Ia keluar dari mobilnya dan berjalan memasuki pelataran toko Aryan yang ramai dikunjungi pengunjung.
Aryan sibuk dengan komputernya seperti biasa, namun yang berbeda adalah... seorang wanita cantik tengah menemaninya di sana. Vica tersenyum. Wanita itu adalah Ika—istri Aryan yang baru dinikahi oleh Aryan dua bulan yang lalu. Wah, kabar baiknya adalah... Ika langsung hamil, dan mereka benar-benar menikmati waktu bahagia sebagai pasangan baru dan calon orangtua baru.
"Hellooooo priakuuuu," goda Vica seraya duduk di sebrang Aryan. Ika yang mendengar Vica memanggil suaminya dengan kata Priaku mendesis, "Cari pria lain lah yang bisa kamu panggil priaku."
"Nggak mau ah, maunya kak Dimas," goda Vica.
Ika mendesis, "Aku nggak mau anak aku kayak kamu mukanya Vica, jadi jangan bikin aku sebel. Udah dua bulan nih aku kasih kesempatan buat kamu berhenti manggilin Ayang aku 'Priaku.'"
Vica tergelak, "Emang ya, kalau udah sebel tuh hal-hal baik dari aku nggak keliatan gitu sama Teteh. Ampun deh, yang ngenalin kalian juga kan akuuu!" protes Vica.
Benar, yang mempertemukan mereka adalah Vica.

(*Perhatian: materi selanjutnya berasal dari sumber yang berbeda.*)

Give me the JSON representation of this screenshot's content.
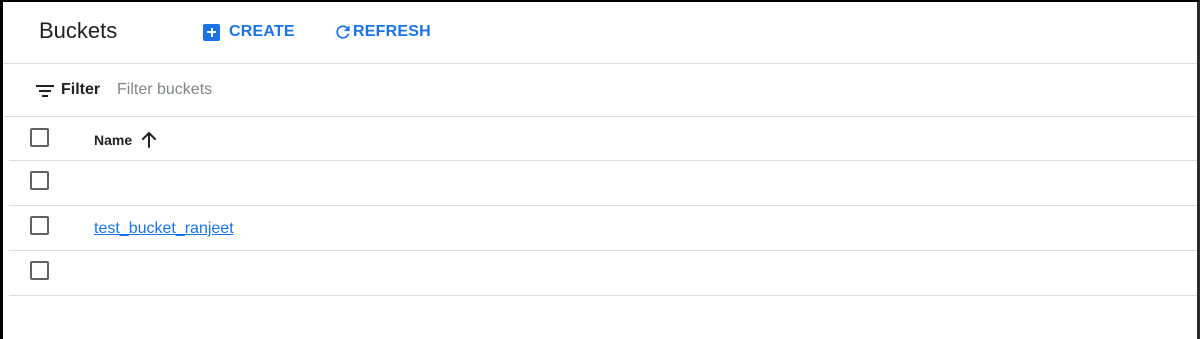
{
  "header": {
    "title": "Buckets",
    "create_label": "CREATE",
    "refresh_label": "REFRESH"
  },
  "filter": {
    "label": "Filter",
    "placeholder": "Filter buckets",
    "value": ""
  },
  "table": {
    "columns": [
      {
        "label": "Name",
        "sort": "ascending"
      }
    ],
    "rows": [
      {
        "name": ""
      },
      {
        "name": "test_bucket_ranjeet"
      },
      {
        "name": ""
      }
    ]
  },
  "colors": {
    "accent": "#1a73e8",
    "text": "#202124",
    "muted": "#80868b",
    "divider": "#dadce0"
  },
  "icons": {
    "create": "add-box-icon",
    "refresh": "refresh-icon",
    "filter": "filter-list-icon",
    "sort": "arrow-up-icon"
  }
}
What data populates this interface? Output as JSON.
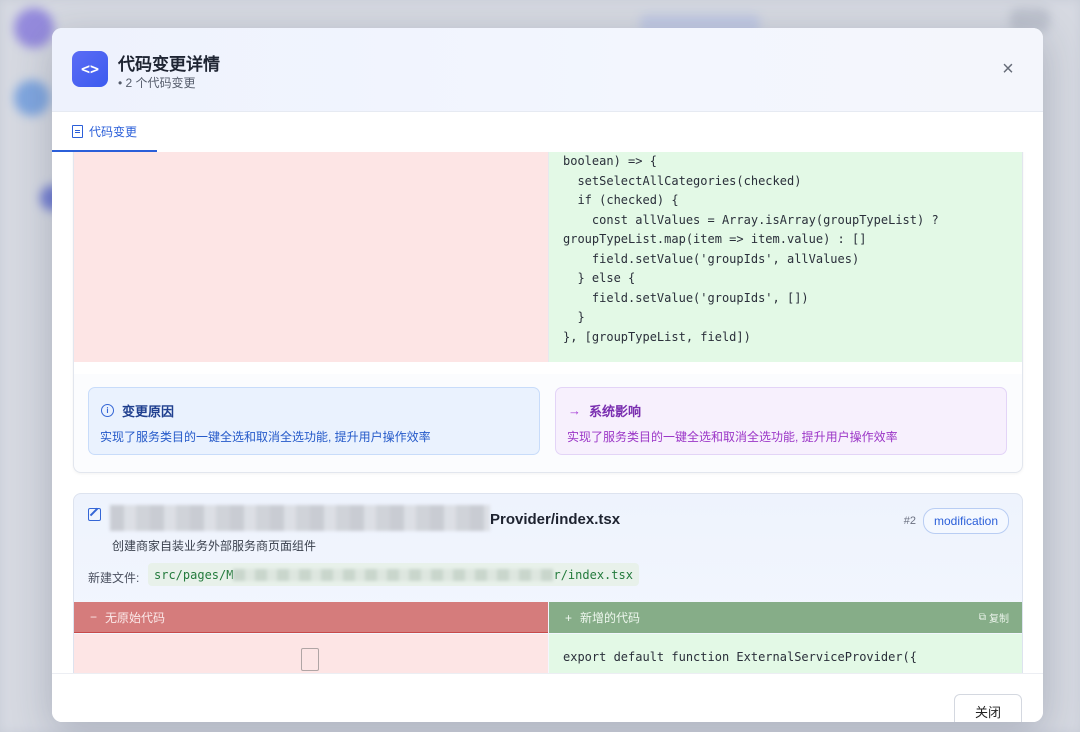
{
  "modal": {
    "icon_glyph": "<>",
    "title": "代码变更详情",
    "subtitle": "• 2 个代码变更",
    "close_glyph": "×",
    "tab_label": "代码变更",
    "footer_close": "关闭"
  },
  "change1": {
    "code_lines": [
      "boolean) => {",
      "  setSelectAllCategories(checked)",
      "  if (checked) {",
      "    const allValues = Array.isArray(groupTypeList) ?",
      "groupTypeList.map(item => item.value) : []",
      "    field.setValue('groupIds', allValues)",
      "  } else {",
      "    field.setValue('groupIds', [])",
      "  }",
      "}, [groupTypeList, field])"
    ],
    "reason_title": "变更原因",
    "reason_text": "实现了服务类目的一键全选和取消全选功能, 提升用户操作效率",
    "impact_title": "系统影响",
    "impact_text": "实现了服务类目的一键全选和取消全选功能, 提升用户操作效率"
  },
  "change2": {
    "file_name_visible": "Provider/index.tsx",
    "description": "创建商家自装业务外部服务商页面组件",
    "number": "#2",
    "type_badge": "modification",
    "new_file_label": "新建文件:",
    "path_prefix": "src/pages/M",
    "path_suffix": "r/index.tsx",
    "left_header": "无原始代码",
    "right_header": "新增的代码",
    "copy_label": "复制",
    "code_line_1": "export default function ExternalServiceProvider({"
  },
  "colors": {
    "accent": "#2b5fd9",
    "removed_bg": "#fde5e5",
    "added_bg": "#e3f9e6",
    "removed_header": "#d57c7c",
    "added_header": "#86ad88"
  }
}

Enam bulan yang lalu, Vica tak sengaja bertemu dengan Ika yang notabene nya adalah teman SD nya yang baru kembali ke Bandung setelah pindah ke Padang. Ika sedang sendiri saat itu sementara Vica bersama Aryan, anehnya... tidak tahu kenapa, Vica malah tiba-tiba mengajak Ika bergabung bersama mereka, Vica mempromosikan Aryan dengan gila-gilaan pada Ika... dan yang terjadi setelahnya adalah; mereka berhubungan baik, lancar, dan akhirnya setuju untuk saling mengikatkan diri dan menyempurnakan separuh agama mereka.
Hah... kisah cinta orang lain memang indah. Kisah cinta sendiri, masih saja belum menemui titik terindah.
Oke, kembali pada Ika!
"Makasih ya Vica, kamu udah punya mesjid di surga," katanya.
Vica tertawa, "Jodohin siapa lagi ya, supaya mesjidnya banyak?" sahutnya.
Aryan menatap Vica dan tersenyum, "Jodohin diri sendiri, Kania," katanya.
Vica mengerutkan keningnya, "Gimana?"
"Kamu masih butuh waktu ya? Udah dua tahun loh, masih belum cukup?" tanya Aryan tiba-tiba.
Well, pertanyaan yang sama lagi.
Menghela napas, Vica menggelengkan kepala dan menjawab dengan acuh tak acuh, "Nggak tahu."
"Jangan jawab nggak tahu. Kamu tahu kok jawaban sebenarnya. Iya kan?"
"Iya, kali. Nggak tahu juga."
Tersenyum, Aryan menatap Vica lagi dan berkata, "Gini deh, kalau kamu nggak sanggup buat ketemu Arshad... coba tanya diri kamu, apa kamu sanggup kalau Arshad ketemu orang lain? Kalau Arshad—yang mana sekarang masih aja sendirian dan mungkin nunggu keajaiban buat hidup dia—nikah sama orang lain, apa kamu sanggup?"
Dan sampai kapanpun jawabannya adalah tidak.
Persetan dengan cinta yang terasa seperti mempermainkan hidupnya, tapi Vica memang benar-benar tidak sanggup, dan ia tidak mau kalau Arshad harus bersama wanita lain.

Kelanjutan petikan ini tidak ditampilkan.